I'm looking for a way to continue execution of a transaction despite errors while inserting low-priority data. It seems like real nested transaction could be a solution, but they aren't supported by SQL Server 2005/2008. Another solution would be to have logic to decide if an error is critical or not, but it would seem that's not possible either.
Here's more detail on my scenario:
Data is periodicaly inserted in the database using ADO.NET/C#, and while some of it is vital, some could also be missing without problems. When the inserts are done, some computations are made on the data. (Both vital and non-vital) This whole process is inside a transaction so everything remains in synch.

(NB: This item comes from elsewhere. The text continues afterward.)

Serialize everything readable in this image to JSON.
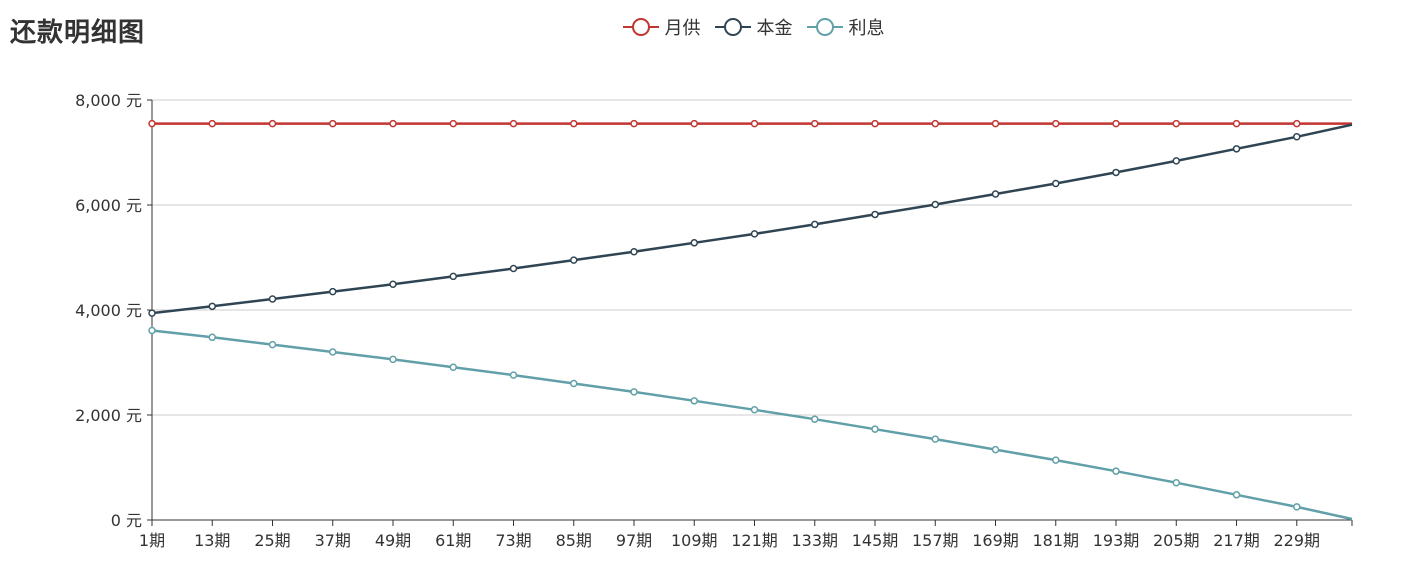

Currently, transaction save points are used, and partial rollbacks are made on exceptions which occur during non-vital inserts. However, this doesn't work for "batch-abort" errors, which automaticly rollback the entire transaction. I understand some errors are critical, but things like failed casts are considered by SQL Server to be batch-abort errors. (Info on batch errors) I'm trying to prevent these errors from bringing down the whole insert if they occur on low priority data.

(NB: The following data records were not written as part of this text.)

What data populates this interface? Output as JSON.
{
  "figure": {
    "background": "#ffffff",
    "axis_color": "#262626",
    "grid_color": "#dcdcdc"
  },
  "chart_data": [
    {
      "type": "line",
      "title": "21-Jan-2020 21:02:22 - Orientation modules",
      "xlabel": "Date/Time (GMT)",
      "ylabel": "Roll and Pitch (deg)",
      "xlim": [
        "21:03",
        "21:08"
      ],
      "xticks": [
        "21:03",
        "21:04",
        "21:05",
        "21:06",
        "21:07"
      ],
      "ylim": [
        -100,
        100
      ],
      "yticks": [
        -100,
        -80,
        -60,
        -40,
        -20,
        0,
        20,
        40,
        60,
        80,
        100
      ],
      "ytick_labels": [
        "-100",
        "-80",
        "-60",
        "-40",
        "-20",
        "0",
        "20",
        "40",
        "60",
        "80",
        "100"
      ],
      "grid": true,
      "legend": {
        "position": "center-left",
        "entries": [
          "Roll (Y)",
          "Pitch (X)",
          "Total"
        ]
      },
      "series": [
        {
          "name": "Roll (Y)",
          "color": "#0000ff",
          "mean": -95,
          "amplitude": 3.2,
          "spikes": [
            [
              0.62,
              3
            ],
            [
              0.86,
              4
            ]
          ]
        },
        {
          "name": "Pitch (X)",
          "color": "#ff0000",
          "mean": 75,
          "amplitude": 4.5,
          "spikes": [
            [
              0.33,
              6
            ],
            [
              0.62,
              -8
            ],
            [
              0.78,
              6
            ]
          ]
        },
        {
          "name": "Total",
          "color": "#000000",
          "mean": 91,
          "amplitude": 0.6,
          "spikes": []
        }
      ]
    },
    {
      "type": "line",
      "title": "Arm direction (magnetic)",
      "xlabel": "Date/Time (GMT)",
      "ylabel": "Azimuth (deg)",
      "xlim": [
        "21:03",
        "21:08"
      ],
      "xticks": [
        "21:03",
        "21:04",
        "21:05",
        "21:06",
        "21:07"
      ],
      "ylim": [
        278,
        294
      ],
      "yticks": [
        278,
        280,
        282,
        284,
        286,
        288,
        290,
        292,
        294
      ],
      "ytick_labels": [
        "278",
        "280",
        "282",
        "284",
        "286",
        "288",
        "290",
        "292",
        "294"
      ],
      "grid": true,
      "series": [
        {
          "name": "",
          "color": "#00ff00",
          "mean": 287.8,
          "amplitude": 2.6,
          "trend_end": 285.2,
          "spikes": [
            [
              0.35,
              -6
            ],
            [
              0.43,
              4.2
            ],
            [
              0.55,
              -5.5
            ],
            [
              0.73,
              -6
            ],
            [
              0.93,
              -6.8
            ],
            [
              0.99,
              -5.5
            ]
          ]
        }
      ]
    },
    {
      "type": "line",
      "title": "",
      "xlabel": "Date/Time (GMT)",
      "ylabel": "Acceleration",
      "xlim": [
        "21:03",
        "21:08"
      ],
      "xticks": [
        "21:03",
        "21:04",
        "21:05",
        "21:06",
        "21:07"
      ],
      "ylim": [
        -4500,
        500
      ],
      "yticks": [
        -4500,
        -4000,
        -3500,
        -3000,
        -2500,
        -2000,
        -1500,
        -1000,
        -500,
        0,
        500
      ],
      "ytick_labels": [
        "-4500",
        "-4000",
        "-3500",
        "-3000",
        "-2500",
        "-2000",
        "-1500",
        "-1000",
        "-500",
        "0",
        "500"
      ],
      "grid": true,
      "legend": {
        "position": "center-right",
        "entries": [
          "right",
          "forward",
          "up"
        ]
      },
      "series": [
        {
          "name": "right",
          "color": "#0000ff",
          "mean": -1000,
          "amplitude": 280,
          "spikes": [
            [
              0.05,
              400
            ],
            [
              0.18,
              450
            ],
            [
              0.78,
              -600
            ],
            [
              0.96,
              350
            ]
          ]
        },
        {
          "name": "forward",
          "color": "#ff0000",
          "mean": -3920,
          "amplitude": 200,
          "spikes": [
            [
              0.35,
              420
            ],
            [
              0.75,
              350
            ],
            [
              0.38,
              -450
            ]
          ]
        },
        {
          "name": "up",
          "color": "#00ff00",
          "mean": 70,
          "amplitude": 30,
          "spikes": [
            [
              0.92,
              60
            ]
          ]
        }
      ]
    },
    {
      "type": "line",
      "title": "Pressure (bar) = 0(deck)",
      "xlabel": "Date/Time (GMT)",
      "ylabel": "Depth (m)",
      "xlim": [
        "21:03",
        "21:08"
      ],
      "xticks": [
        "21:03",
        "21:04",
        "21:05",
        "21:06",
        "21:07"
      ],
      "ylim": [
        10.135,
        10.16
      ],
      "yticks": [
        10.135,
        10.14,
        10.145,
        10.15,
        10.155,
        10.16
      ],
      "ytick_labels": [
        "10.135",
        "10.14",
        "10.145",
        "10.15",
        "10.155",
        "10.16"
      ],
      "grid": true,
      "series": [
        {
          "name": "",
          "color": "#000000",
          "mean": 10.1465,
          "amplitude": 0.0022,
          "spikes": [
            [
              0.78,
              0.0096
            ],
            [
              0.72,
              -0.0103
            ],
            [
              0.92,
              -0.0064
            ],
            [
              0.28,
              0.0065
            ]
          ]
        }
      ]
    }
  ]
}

If what I'm describing isn't possible, I'm willing to consider any alternative way to achieve data integrity but allow the failure of the non-vital inserts.
Thanks for your help.
Unfortunately, can't be done as you describe (full support for nested transactions would be key here). Couple things I can think of that have been used to get around this in the past:
Best option would probably be to separate the commands into important/non-important commands that could be executed distinctly, naturally this would require that they not be order-dependent on each other
Could also use a messaging based approach (see Service Broker) where you would execute the primary commands inline and push the non-primary commands onto a queue for execution later/separately. The push to the queue would be transactional within the batch, but the execution of the command when you pop off the queue would be separate. This too would require they not be order-dependent on each other.

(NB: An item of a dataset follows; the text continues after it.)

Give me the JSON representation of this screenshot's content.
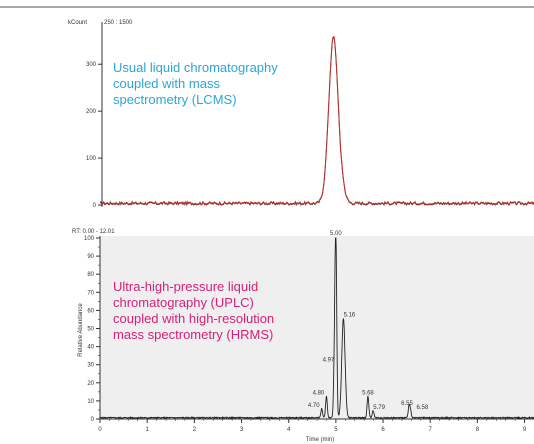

If order-dependent, you could use the messaging approach for everything, which would ensure order and could have separate messages per operation, then grouping them together (via conversation groups) would allow you to pull them off the queue in order as well and use separate transactions for each 'type' of operation (i.e. primary vs. non-primary). This would require some special coding on your part if all the grouped messages must be a single autonomous operation, but could be done.
I hesitate to even mention this option, because it is a terrible option, but for full disclosure I suppose you could consider it at your discretion if you think it fits (but it is definitely not an architecture that would apply to almost any scenario). You could use xp_cmdshell to call out to the command line and execute sqlcmd/osql for the non-critical tasks - this sqlcmd execution would be in a separate transaction from the module you are executing from, and simply ignoring the xp_cmdshell failure should allow the primary batch to continue.
Those are some ideas...
Can you do your import into a temporary location, using transactions only for the important parts. Once the temp location loaded, having absorbed any non-critical errors, you can copy the data into its final destination in a single transaction. Depends on the nature the work you are doing, but potentially a viable option.